Evolução da função pulmonar após tratamento com goserelina em pacientes com linfangioleiomiomatose

 

Bruno Guedes Baldi; Pedro Medeiros Junior; Suzana Pinheiro Pimenta; Roberto Iglesias Lopes; Ronaldo Adib Kairalla; Carlos Roberto Ribeiro Carvalho

 

Abstract

In the atypical smooth muscle cells that are characteristic of lymphangioleiomyomatosis (LAM), there are estrogen and progesterone receptors. Therefore, anti-hormonal therapy, despite having produced controversial results, can be considered a treatment option. The objective of this retrospective study was to evaluate hormonal and spirometric data for nine women with LAM after one year of treatment with goserelin. The mean increase in FEV1 and FVC was 80 mL and 130 mL, respectively. There was effective blockage of the hormonal axis. It is still not possible to exclude a potential beneficial effect of the use of gonadotropin-releasing hormone analogues in LAM patients, which underscores the need for randomized trials.

 

Resumo

Nas células musculares lisas atípicas características da linfangioleiomiomatose (LAM) encontram-se receptores de estrogênio e progesterona, de modo que o tratamento anti-hormonal pode ser considerado uma opção, mas ainda com resultados controversos. O objetivo deste trabalho foi avaliar retrospectivamente parâmetros hormonais e espirométricos em nove mulheres com LAM após o tratamento com goserelina por um ano. Houve um aumento médio de 80 mL e 130 mL, respectivamente, em VEF1 e CVF, assim como bloqueio hormonal efetivo. Ainda não se pode excluir um potencial efeito favorável da utilização de análogos de hormônio liberador de gonadotrofina em pacientes com LAM, reforçando a necessidade de ensaios randomizados.

 

 

Keywords: Lymphangioleiomyomatosis; Spirometry; Goserelin.

 

Palavras-chave: Linfangioleiomiomatose; Espirometria; Gosserrelina.

 

 

Pulmonary lymphangioleiomyomatosis (LAM) is a rare disease that affects women of reproductive age and is characterized by proliferation of atypical smooth muscle cells (LAM cells, which test positive for alpha-actin antigen and for monoclonal antibody HMB-45) around small airways, blood vessels, and lymphatic vessels, leading to bronchial and vascular obstruction, together with cyst formation. The disease can occur in isolation or in association with tuberous sclerosis complex (TSC), which is a sporadic or autosomal dominant neurocutaneous disorder characterized by hamartomas of the skin, eyes, kidneys, heart, and central nervous system, as well as by convulsive seizures and mental retardation. The TSC disorder is associated with mutations in the TSC1 or TSC2 gene.(1,2)

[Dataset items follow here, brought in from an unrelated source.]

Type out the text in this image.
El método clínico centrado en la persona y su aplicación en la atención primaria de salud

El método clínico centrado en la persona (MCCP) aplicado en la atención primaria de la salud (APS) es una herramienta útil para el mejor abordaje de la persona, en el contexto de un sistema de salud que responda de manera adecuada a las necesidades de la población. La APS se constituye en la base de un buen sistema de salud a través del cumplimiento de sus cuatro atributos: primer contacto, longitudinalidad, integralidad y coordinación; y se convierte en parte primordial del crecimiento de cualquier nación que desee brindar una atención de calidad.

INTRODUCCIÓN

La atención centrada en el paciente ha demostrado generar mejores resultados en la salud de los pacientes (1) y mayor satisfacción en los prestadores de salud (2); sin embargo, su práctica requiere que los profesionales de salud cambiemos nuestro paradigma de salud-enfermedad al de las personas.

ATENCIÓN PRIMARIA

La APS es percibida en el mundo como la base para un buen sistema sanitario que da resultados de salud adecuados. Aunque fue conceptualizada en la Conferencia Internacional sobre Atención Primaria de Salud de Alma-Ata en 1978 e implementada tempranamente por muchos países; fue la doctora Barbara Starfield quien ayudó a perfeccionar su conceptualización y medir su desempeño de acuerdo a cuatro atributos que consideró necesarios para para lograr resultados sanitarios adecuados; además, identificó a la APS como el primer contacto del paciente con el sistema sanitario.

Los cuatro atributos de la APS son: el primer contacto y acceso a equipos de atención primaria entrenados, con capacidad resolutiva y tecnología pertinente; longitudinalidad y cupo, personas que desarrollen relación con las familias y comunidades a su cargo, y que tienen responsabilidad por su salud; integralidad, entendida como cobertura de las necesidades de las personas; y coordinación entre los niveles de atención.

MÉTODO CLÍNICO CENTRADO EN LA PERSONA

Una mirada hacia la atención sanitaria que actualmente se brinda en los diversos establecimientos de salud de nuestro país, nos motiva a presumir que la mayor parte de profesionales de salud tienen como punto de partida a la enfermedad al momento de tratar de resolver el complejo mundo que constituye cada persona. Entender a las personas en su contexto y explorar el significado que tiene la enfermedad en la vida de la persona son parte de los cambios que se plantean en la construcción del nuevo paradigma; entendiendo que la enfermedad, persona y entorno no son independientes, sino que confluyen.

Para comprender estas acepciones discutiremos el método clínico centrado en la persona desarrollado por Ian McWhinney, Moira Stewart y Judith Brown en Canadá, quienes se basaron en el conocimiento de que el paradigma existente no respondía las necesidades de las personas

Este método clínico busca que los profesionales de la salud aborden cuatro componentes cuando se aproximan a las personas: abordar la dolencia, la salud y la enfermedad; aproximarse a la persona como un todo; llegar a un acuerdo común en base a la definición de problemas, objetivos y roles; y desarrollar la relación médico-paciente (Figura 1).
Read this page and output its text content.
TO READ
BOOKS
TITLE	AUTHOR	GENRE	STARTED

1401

Although there is still no definitive treatment for LAM, new perspectives, with different targets, have been studied. Rapamycin is one of the examples, because of its ability to inhibit mammalian target of rapamycin, a protein that promotes cell proliferation. A recent randomized trial of patients with moderate to severe impairment revealed that FEV1 stabilized over a one-year period of rapamycin use.(3) Tetracycline and its analogues, such as doxycycline, inhibit matrix metalloproteinases (MMPs) and have therefore been tested as treatments for LAM, because MMPs, especially MMP-2, are increased in patients with LAM, promoting extracellular matrix degradation.(4) Lung transplantation and combined heart-lung transplantation remain as options for advanced cases.(5)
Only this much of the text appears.